Date: 07.02.1997 07:46


Wenn ich die These von einem der letzten postings gemeinerweise etwas zuspitze, dann duerften Aegyptologen ihre Arbeiten nur noch in Hieroglyphenschrift schreiben. Ich glaube nicht, dass man nur auf Deutsch ueber deutsche Geschichte schreiben kann. Umgekehrt bin ich auch nicht der Ansicht, wir muessten es jetzt den Naturwissenschaften gleichtun. Und aus wissenschaftspolitischen Gruenden auf Englisch zu schreiben bringt insofern nicht viel, als DeutschlandhistorikerInnen im Ausland im allgemeinen sehr gut Deutsch lesen koennen.

Es gibt hierbei, meine ich, kein Entweder-Oder - beide Sprachen haben ihren Zweck.

Ebenso scheint mir, dass die Grenzen der Uebersetzbarkeit nicht unbedingt nur ein Dilemma sind, sondern auch Chancen fuer neue Erkenntnisse liefern. Wenn man an Unuebersetzbares stoesst trifft man auf die Besonderheit einer nationalen Geschichte, die sich eben auch in der Sprache ausdrueckt. Insofern ist Sprache an sich Quelle. Im Englischen ueber deutsche Geschichte zu schreiben kann den oft schoenen Effekt bringen, dass man genauer und vergleichend ueber im Deutschen selbstverstaendliche Begriffe nachdenken muss. Z.B. kann der deutsche Staatsbegriff nicht einfach als "state" wiedergegeben werden, ohne seine besondere metaphysische Qualitaet zu verlieren. So werde ich auf ganz zentrale Unterschiede zwischen deutschen und angelsaechsischen Verfassungstraditionen hingewiesen. In einer anderen Sprache zu schreiben oder gar zu denken vergroessert den wissenschaftlichen Abstand zum untersuchten Objekt und erweitert damit die eigene Perspektive.

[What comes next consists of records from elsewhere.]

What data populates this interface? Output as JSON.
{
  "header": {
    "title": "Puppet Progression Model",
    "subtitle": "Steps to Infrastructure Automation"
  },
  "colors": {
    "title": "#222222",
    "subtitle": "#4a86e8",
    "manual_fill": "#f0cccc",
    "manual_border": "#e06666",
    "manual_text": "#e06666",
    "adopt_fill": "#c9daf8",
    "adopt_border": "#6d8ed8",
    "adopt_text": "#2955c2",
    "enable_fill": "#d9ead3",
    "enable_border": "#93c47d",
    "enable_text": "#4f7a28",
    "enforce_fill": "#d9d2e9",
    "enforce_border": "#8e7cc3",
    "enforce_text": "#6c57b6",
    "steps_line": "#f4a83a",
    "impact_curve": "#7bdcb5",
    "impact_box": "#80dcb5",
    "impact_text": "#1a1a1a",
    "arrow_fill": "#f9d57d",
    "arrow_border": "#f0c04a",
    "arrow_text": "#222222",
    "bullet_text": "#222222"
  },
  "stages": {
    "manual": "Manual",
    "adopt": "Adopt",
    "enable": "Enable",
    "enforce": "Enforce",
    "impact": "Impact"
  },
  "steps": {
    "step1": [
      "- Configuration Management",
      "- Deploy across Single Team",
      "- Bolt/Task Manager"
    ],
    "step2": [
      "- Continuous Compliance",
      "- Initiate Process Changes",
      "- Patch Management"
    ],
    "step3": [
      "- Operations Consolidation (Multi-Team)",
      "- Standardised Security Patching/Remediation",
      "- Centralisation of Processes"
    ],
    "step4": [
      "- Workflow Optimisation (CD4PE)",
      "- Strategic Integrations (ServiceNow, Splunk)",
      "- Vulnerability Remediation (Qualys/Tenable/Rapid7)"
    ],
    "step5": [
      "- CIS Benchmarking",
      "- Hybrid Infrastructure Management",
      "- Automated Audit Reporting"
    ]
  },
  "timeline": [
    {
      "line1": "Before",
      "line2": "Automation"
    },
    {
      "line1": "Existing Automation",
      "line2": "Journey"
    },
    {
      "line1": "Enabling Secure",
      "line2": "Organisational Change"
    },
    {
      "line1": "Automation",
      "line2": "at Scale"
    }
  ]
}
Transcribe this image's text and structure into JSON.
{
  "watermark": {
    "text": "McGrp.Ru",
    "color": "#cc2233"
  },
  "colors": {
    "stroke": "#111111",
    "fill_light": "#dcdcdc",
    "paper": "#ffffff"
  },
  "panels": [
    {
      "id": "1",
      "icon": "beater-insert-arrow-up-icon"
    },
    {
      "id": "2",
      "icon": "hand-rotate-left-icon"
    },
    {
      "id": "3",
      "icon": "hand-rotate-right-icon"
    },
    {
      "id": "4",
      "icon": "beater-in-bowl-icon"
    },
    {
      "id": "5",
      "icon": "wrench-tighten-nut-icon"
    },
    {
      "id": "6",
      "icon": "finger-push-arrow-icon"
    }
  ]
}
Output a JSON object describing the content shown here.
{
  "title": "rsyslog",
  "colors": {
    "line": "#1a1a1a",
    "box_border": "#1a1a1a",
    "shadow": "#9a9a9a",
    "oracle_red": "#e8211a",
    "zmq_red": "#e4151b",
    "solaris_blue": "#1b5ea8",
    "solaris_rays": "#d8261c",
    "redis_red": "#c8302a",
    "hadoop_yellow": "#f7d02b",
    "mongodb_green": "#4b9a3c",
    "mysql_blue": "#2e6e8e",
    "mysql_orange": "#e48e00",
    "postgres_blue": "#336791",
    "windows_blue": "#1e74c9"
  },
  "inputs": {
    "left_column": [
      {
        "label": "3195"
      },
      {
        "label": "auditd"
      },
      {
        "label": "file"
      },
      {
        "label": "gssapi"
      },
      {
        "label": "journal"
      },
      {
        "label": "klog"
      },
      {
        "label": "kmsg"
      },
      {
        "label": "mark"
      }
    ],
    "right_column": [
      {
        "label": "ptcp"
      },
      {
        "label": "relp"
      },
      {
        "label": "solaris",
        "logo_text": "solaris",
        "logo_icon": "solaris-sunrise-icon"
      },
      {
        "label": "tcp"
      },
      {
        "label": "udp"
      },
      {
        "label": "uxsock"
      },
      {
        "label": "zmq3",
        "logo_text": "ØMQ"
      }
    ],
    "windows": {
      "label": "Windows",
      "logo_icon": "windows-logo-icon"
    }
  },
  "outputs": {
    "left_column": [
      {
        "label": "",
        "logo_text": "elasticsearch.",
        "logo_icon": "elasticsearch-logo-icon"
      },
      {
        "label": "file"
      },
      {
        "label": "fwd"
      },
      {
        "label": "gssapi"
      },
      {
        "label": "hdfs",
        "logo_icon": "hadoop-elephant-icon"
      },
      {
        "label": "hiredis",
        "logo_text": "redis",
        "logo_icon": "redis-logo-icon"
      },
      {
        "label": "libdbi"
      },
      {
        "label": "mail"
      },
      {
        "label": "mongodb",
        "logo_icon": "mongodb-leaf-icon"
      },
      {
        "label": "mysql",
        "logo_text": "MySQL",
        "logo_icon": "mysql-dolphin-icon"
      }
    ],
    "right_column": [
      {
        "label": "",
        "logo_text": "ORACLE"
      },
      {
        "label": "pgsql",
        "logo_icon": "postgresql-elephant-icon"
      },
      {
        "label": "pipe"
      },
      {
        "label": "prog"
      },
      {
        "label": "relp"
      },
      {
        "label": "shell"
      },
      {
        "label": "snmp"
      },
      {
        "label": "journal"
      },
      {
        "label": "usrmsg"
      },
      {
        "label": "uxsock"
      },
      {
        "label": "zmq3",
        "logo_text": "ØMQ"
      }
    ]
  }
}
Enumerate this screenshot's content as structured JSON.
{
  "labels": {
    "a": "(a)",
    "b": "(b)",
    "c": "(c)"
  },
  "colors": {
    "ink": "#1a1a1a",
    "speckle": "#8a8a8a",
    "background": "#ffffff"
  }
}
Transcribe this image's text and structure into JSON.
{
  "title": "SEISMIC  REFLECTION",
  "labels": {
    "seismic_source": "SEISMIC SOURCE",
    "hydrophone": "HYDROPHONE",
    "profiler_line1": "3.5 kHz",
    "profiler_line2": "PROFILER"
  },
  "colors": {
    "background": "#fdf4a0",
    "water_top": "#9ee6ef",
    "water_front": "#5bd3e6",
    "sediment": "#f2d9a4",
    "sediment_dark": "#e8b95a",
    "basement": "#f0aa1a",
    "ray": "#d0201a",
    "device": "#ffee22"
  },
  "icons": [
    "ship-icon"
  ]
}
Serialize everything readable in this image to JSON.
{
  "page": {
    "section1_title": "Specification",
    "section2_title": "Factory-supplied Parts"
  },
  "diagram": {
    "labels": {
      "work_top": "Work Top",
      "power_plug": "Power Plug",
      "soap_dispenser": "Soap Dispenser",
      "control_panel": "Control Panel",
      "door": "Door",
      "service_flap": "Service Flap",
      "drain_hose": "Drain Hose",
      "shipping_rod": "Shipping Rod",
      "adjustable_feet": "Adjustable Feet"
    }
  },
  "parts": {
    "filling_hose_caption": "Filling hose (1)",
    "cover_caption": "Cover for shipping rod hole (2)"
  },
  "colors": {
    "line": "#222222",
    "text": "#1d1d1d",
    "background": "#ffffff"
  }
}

Daneben: Ob man die Sprache vieler HistorikerInnen in Deutschland tatsaechlich Deutsch nennen kann, finde ich oft zweifelhaft. Es hat mich immer etwas befremdet, dass deutsche HistorikerInnen einerseits das mangelnde Geschichtsbewusstsein in der Oeffentlichkeit und den geringen gesellschaftlichen oder politischen Einfluss ihrer wissenschaftlichen Arbeit beklagten, andererseits aber auch nicht bereit waren, ihre Erkenntnisse leicht verstaendlich darzubieten. Im Gegenteil wird solches Schreiben - das oft mehr Muehe bereitet, als im Wissenschaftsjargon zu bleiben - als unserioeser Journalismus abgetan. Auf diese Weise ueberlaesst man natuerlich das Feld den Halbgebildeten, den Geschichtsverfaelschern oder Arnulf Baring.

Verstaendliche und damit wirkungsvolle Texte zu liefern dient nicht allein der Unterhaltung, sondern stellt eigentlich eine der ganz zentralen Aufgaben der Geschichtswissenschaften in einer demokratischen Gesellschaft dar. Gerade zu einem Zeitpunkt, wo sich allerorten nationale, gar nationalistische Neudefinitionen des deutschen Selbstverstaendnisses ankuendigen, ist es von groesster Bedeutung, dass die Geschichtswissenschaften zumindest als Korrektiv im oeffentlichen Diskurs vorhanden sind.